Lucía Cholakian Herrera

Argentines organized sporadically as fans started to encourage friends and followers to unlike the “World Record Egg,” a parody account that had started as a joke to beat a post by Kylie Jenner in 2019. 

By 8:30 p.m., the egg had lost 150,000 likes and Messi had gained 6 million more likes. Twelve hours later, Messi had beaten the egg. At the time of writing, Messi’s post stood at more than 74 million likes. What drove supporters to break the record at such short notice was connected to the whirlwind of passion and eccentricity that had followed Argentina’s World Cup triumph.

“It was a movement that sought to overthrow the status quo,” Mauricio Cabrera, an independent Latin American content creation specialist, told Rest of World. “But it was also a worldwide embrace of Messi [by his fans].”
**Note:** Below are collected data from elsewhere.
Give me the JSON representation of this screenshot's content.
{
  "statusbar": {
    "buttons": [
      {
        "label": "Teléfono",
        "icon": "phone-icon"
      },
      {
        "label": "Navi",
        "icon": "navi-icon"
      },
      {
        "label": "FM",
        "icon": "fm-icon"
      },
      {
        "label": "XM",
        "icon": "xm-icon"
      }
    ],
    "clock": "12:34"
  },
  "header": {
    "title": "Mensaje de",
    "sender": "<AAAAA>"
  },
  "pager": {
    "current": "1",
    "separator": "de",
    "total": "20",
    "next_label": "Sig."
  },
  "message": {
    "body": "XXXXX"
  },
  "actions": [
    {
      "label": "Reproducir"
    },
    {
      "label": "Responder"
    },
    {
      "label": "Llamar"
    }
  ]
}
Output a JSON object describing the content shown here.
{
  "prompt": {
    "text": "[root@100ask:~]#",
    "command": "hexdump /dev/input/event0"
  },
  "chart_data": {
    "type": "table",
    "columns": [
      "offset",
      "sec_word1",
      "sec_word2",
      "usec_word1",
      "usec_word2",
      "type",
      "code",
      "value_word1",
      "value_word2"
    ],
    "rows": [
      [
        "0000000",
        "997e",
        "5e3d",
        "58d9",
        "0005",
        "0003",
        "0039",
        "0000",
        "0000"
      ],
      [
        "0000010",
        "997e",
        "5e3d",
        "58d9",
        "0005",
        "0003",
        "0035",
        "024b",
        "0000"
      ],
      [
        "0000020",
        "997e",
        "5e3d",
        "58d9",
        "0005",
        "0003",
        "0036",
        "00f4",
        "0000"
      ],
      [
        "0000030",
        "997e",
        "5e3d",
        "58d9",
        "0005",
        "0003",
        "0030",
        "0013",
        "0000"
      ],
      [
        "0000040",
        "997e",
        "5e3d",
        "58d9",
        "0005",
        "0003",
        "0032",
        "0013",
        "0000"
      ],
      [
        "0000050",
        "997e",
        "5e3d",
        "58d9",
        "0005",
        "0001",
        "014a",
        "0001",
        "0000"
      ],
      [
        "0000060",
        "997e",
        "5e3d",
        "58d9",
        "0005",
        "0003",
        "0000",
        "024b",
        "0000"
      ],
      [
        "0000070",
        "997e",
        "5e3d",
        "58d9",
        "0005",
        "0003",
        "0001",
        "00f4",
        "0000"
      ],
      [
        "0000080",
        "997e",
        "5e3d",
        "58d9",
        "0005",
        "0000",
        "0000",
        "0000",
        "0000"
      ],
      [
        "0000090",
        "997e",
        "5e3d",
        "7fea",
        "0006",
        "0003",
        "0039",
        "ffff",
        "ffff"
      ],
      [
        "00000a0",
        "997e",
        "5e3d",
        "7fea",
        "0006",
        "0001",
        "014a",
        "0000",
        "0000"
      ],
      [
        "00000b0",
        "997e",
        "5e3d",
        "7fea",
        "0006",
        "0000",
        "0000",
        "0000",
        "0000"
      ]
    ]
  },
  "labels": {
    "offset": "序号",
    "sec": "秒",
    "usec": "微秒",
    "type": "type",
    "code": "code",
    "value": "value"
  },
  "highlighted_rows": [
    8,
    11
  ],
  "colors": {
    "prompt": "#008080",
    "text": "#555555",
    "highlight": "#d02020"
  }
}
As Mowszet’s tweet picked up steam, the team at Identidades Digitales, a marketing agency, decided to chip in. They created a website that tracked the likes on the Instagram posts of Messi and the egg. It allowed users to follow each photo’s progress, and made it easier for them to subtract their like from the egg and then add one to Messi's post. “It peaked at 6,000 users in real time and it had over 50,000 visitors during that week,” Juan Pablo Paradelo, the director of the agency, told Rest of World

The movement created by Messi’s supporters spread across the world, inviting both support and backlash. As fans of Cristiano Ronaldo — who has a massive following on Instagram — found out that their favorite player had moved down to third place in terms of likes on the social platform, they started organizing to add likes to the egg, in hopes that Messi’s post would lose the record. The egg’s surge past the 55-million-likes mark that week can most likely be attributed to Ronaldo’s fans, said Cabrera.

https://www.messivshuevo.click/

The fact that the campaign was centered around Instagram was crucial, according to Cabrera. “Instagram is not like Twitter,” he said. “There are drives on both, yes, but on Twitter, bots are much more powerful and can have an impact on how things turn out in the end. On Instagram, at least in this case, there is no reason to believe any artificial users took part in the process. It was the fans, it was 100% the fans.” 

Mowszet believes that what led supporters to engage in the campaign was linked to a deep-seated desire to be part of the triumph they’d seen on the football pitch. “It’s the dream of thinking that you can help,” he said. “That you can somehow contribute to your team’s victory.”